Time to End Tax Hike Exceptions

 

The Department of Education just granted 199 Pennsylvania school districts an exception enabling them to raise taxes by more than the index calculated by the Department would otherwise allow.

 

 

 

Under current law, Act 1 of 2006-amended by Act 25 of 2011-exceptions are granted for three reasons; to pay down construction debt, fund special education costs or cover pension funding.  Isn’t that convenient? Since money is fungible, revenue insufficient to cover total planned spending under current allowable tax rates can be said to represent a threat to one of the three budget items. Thus, an exception is almost automatically approved by the state. In fact, there used to be ten exceptions altogether and there have been barely a handful of voter referendums on school tax hikes above the index. As a result, the only real constraint on school districts raising taxes beyond index allowed limits is the painfully skimpy sympathy school boards have for taxpayers.

 

 

School boards serve too many masters and unfortunately taxpayers are at the bottom of the list after teacher unions and parents who always demand top tier amenities for their children and who show excessive deference to and sympathy for teachers at contract time. No one-especially parents of students-wants to see a strike.

 

 

In light of the state law that does not allow teacher layoffs for economic reasons, union intransigence in making concessions to help financially strapped districts, and the natural inclination of school boards to avoid looking for spending cuts so as not to anger any of their preferred constituencies, it is an easy way out for them to ask for an exception to their tax rate limitation and claim the additional funds are needed for one of the three items. Mere child’s play. As a result no substantial spending cuts ever need to be contemplated and taxpayers inevitably get higher tax bills.

 

 

Over time the continued increases in tax rates compound exponentially, and can become unaffordable and damaging to the school district’s economic well being.

 

 

But this does not have to be case. The Legislature can fix this situation by doing two things. First; eliminate the remaining three exceptions to the limit imposed by the tax rate increase index. Any increase beyond the index would have to receive approval of voters in a district seeking to raise tax rates more than the index. Further, the Legislature should revise the calculation of the index so as to reduce the index percentage by any growth in tax revenue including revenue from new construction or upward adjustment in appraised property values.  After that adjustment only inflation in the prices of budget items not controlled by the district would be factored into the index.

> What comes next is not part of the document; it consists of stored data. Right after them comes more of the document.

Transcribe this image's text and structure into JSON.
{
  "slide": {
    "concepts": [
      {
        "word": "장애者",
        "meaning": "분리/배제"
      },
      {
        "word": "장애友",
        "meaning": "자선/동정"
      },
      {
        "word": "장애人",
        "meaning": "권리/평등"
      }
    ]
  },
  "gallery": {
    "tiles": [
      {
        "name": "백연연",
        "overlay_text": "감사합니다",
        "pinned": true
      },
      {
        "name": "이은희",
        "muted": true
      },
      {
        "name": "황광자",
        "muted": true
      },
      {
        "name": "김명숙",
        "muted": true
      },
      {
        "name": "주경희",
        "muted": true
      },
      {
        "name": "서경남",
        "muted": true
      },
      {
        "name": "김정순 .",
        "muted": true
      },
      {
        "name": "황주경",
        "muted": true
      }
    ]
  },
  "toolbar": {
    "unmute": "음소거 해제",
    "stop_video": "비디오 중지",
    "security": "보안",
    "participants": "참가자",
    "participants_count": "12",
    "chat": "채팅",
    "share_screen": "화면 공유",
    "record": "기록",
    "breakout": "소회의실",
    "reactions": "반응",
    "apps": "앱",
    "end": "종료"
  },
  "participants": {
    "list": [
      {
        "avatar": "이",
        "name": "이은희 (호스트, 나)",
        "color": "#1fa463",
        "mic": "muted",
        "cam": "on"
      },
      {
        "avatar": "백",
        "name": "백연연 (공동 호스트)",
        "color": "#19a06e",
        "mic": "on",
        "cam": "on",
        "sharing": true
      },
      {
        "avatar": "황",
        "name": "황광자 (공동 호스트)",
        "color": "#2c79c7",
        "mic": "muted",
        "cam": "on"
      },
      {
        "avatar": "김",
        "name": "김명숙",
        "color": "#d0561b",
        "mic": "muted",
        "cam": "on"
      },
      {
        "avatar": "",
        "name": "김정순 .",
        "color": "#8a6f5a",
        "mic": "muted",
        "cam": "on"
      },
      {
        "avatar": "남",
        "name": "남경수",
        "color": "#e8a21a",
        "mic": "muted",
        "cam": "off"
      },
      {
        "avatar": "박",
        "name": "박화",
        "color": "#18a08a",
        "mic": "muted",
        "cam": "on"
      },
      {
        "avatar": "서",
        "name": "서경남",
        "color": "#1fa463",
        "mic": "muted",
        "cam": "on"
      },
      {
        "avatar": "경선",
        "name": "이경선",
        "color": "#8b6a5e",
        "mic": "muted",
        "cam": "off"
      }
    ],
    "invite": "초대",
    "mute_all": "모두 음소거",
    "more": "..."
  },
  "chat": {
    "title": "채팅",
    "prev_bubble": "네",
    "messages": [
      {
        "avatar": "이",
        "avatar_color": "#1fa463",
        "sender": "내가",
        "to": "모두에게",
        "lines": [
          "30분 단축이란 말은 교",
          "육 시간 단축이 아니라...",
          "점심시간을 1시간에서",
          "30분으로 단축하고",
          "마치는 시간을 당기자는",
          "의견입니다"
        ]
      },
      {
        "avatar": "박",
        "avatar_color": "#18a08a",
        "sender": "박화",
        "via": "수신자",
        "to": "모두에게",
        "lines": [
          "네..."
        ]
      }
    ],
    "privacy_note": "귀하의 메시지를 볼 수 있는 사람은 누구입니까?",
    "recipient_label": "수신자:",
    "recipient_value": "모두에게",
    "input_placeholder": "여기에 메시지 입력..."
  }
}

Those inflation rates would be weighted by the percentage the item represents of the total budget. For example, if paper costs rise 6 percent and represents one percent of the total budget, then the paper price rise would permit a 0.06 percent (0.0006) increase in the index. By the same token, compensation increases would not be allowed into the index since they are controlled by the district.

 

 

The second step for the Legislature would be to require voter approval of any bond issue or other borrowing that results in debt service payments of more than three percent of current total spending.

 

 

The Legislature could also make it much easier for school districts to control costs in periods of economic hardship by removing the language prohibiting teacher layoffs except for loss of student enrollment or program elimination.  That is an onerous imposition on school boards and an egregious interference with management prerogatives. And if the exceptions on tax hikes are removed as recommended, this will be a necessary adjunct to that legislation in order to preclude school boards from being forced to make really damaging program eliminations.

 

 

The Legislature could take the next step-as most states have long since done-and outlaw teacher strikes.  There is no more effective tool to control rising costs than removing the threat of strikes and the harm done by actual strikes.  Pennsylvania simply must join its neighboring states and all Northeastern states in doing away with this extraordinary bolstering of union power.

 

 

In short, when will the Legislature give taxpayers a meaningful a say on school property taxes by taking on the entrenched power structure as represented by the school board association and the teachers’ union?